The Queen is struck with the deadliest disease a Womanlander can get…terminal lovesickness. Thus as the Queen and a few of her trusty cohorts help Wu-kong and company to escape, Queen and Tang’s sputtering romance grows and they discover that the only way out of the Kingdom is to flea across the Sea of Suffering and exit through a special gate, where falling in love is the only key that can open the door to freedom.
The battle against the two giant scorpions is rather genius, not so much the special effects, although they’re good, but the creatures look more like the kind of monsters that appeared in old Technicolor movies that featured fights between monsters and humans created by special effects wizard Ray Harryhausen. And that’s beautiful thing because crazily enough, it makes the scorpion’s movements look more fantasy genuine rather than crisp and clean. The fight is also more believable as Wu-kong springs into full fight mode wielding his golden pole like a tornado. When he violently hypno-wheels like the demented Tasmanian devil seen in a Bugs Bunny cartoon, he intermittently blocks the scorpions pincers and venomous stingers, then bashes the arthropods in the nick of time before one of them kills a friend or one of their new female allies.

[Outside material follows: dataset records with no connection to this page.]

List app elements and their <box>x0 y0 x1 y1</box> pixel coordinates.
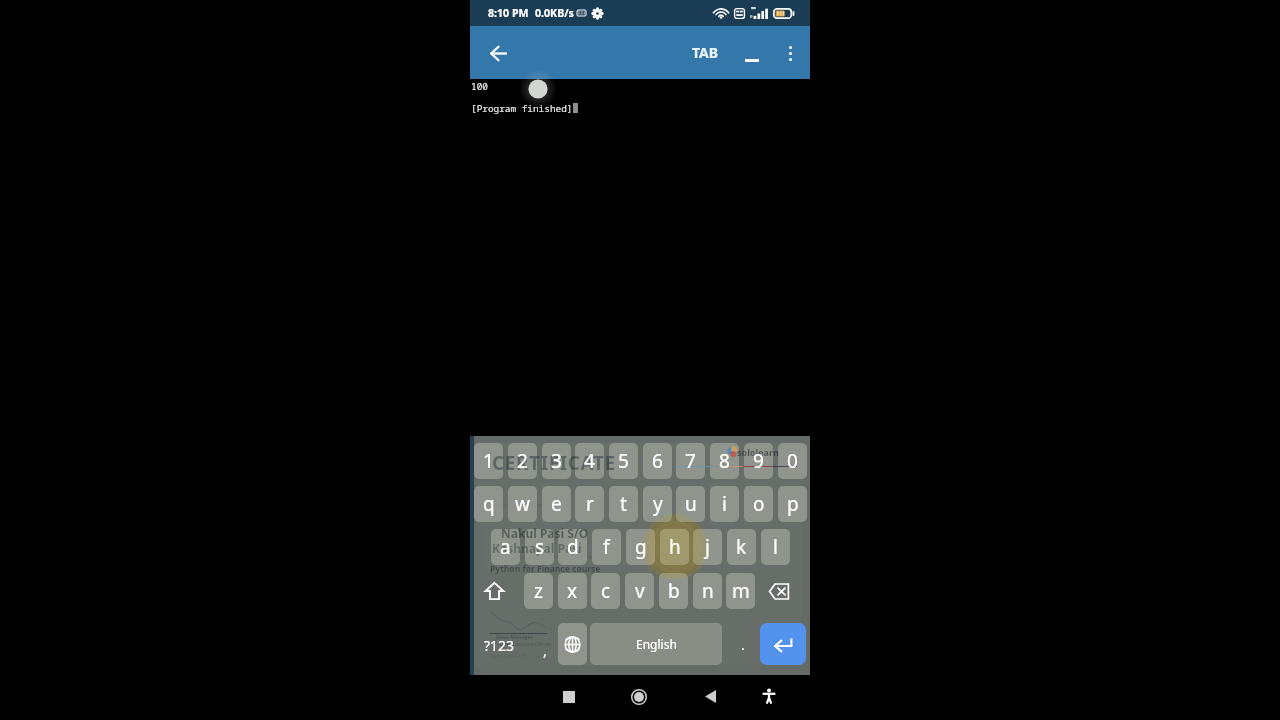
button[interactable]: ?123 <box>474 623 518 665</box>
staticText: t <box>620 491 627 517</box>
button[interactable]: f <box>592 529 621 565</box>
staticText: 8 <box>719 448 730 474</box>
staticText: q <box>483 491 495 517</box>
button[interactable]: u <box>676 486 705 522</box>
staticText: , <box>543 641 547 660</box>
staticText: s <box>535 534 545 560</box>
staticText: f <box>603 534 610 560</box>
button[interactable]: 6 <box>643 443 672 479</box>
button[interactable]: 3 <box>542 443 571 479</box>
staticText: i <box>722 491 727 517</box>
staticText: 9 <box>753 448 764 474</box>
button[interactable]: b <box>659 573 688 609</box>
staticText: b <box>668 578 680 604</box>
button[interactable]: Recents <box>547 675 591 720</box>
button[interactable]: l <box>761 529 790 565</box>
button[interactable]: More options <box>772 31 808 75</box>
staticText: x <box>567 578 578 604</box>
staticText: 3 <box>551 448 562 474</box>
staticText: e <box>551 491 562 517</box>
staticText: TAB <box>692 43 719 62</box>
button[interactable]: h <box>660 529 689 565</box>
staticText: k <box>736 534 747 560</box>
button[interactable]: k <box>727 529 756 565</box>
button[interactable]: p <box>778 486 807 522</box>
button[interactable]: o <box>744 486 773 522</box>
button[interactable]: Enter <box>760 623 806 665</box>
staticText: u <box>685 491 697 517</box>
staticText: 100 <box>471 80 488 93</box>
staticText: w <box>515 491 530 517</box>
button[interactable]: 1 <box>474 443 503 479</box>
staticText: h <box>669 534 681 560</box>
button[interactable]: , <box>522 623 556 665</box>
staticText: m <box>732 578 750 604</box>
button[interactable]: 4 <box>575 443 604 479</box>
staticText: Kashnapal Pasi <box>492 540 582 556</box>
button[interactable]: 7 <box>676 443 705 479</box>
button[interactable]: Minimize <box>732 31 772 75</box>
button[interactable]: Switch language <box>558 623 587 665</box>
staticText: a <box>500 534 511 560</box>
button[interactable]: z <box>524 573 553 609</box>
button[interactable]: r <box>575 486 604 522</box>
button[interactable]: e <box>542 486 571 522</box>
staticText: This is to certify that <box>496 502 544 509</box>
button[interactable]: Back <box>688 675 732 720</box>
staticText: Nakul Pasi S/O <box>501 525 589 541</box>
staticText: ?123 <box>484 636 515 655</box>
button[interactable]: g <box>626 529 655 565</box>
button[interactable]: a <box>491 529 520 565</box>
button[interactable]: x <box>558 573 587 609</box>
staticText: CERTIFICATE <box>492 450 616 476</box>
button[interactable]: 2 <box>508 443 537 479</box>
staticText: Chief Executive Officer <box>498 641 551 648</box>
staticText: p <box>787 491 799 517</box>
staticText: n <box>702 578 714 604</box>
staticText: y <box>653 491 663 517</box>
button[interactable]: Back <box>478 31 518 75</box>
button[interactable]: w <box>508 486 537 522</box>
staticText: Issued on 4 * 8_ 2 9 9 9 <box>490 653 545 660</box>
button[interactable]: 9 <box>744 443 773 479</box>
button[interactable]: Accessibility <box>747 675 791 720</box>
staticText: has successfully completed the Python fo… <box>490 554 597 560</box>
staticText: j <box>705 534 710 560</box>
staticText: 0.0KB/s <box>535 6 574 20</box>
button[interactable]: n <box>693 573 722 609</box>
staticText: r <box>586 491 594 517</box>
staticText: 1 <box>483 448 494 474</box>
staticText: 4 <box>584 448 595 474</box>
button[interactable]: i <box>710 486 739 522</box>
button[interactable]: 0 <box>778 443 807 479</box>
staticText: v <box>635 578 645 604</box>
button[interactable]: j <box>693 529 722 565</box>
button[interactable]: s <box>525 529 554 565</box>
button[interactable] <box>725 623 758 665</box>
staticText: Vlora Manager <box>496 634 533 641</box>
staticText: 8:10 PM <box>488 6 529 20</box>
button[interactable]: t <box>609 486 638 522</box>
button[interactable]: c <box>591 573 620 609</box>
staticText: sololearn <box>737 446 779 458</box>
button[interactable]: q <box>474 486 503 522</box>
button[interactable]: y <box>643 486 672 522</box>
staticText: Python for Finance course <box>490 563 601 575</box>
button[interactable]: Shift <box>480 573 509 609</box>
staticText: [Program finished] <box>471 102 573 115</box>
button[interactable]: TAB <box>688 37 723 68</box>
staticText: 2 <box>517 448 528 474</box>
staticText: o <box>753 491 765 517</box>
button[interactable]: 5 <box>609 443 638 479</box>
button[interactable]: Home <box>617 675 661 720</box>
staticText: d <box>567 534 579 560</box>
button[interactable]: d <box>558 529 587 565</box>
button[interactable]: m <box>726 573 755 609</box>
staticText: c <box>601 578 611 604</box>
button[interactable]: v <box>625 573 654 609</box>
staticText: g <box>635 534 647 560</box>
button[interactable]: English <box>590 623 722 665</box>
staticText: 5 <box>618 448 629 474</box>
button[interactable]: Backspace <box>764 573 793 609</box>
button[interactable]: 8 <box>710 443 739 479</box>
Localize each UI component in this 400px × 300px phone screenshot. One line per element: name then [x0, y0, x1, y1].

A reoccurring problem in East and West superhero films, whether the heroes are using weapons or empty hand martial combat, is that you feel the characters aren’t in any real danger. When this happens it’s imperative that the action choreographer makes the fights more visually thrilling for the audience by creating never-before-seen ways the heroes fight and brandish their weapons. In this aspect, MK3 doesn’t disappoint. Yet at the end of the day, we want to see the kind of marvelously choreographed physical fights sequences that Chinese fant-Asia films are famous for, which is also lacking in the finale battle between Wu-kong and the River God whose heart is set on destroying everything and everybody and their pet cat or pig.
As the River God wreaks unfathomable havoc on Womeanland and Wu-kong gives his heart and soul into protecting everyone sacred to him, it’s uplifting and unselfishly altruistic…he’s becoming human. Yet the crux of the film has nothing to do with Wu-kong…the fate of the world hangs in the balance of what Tang’s decision about love and the consequences of choosing one over the other.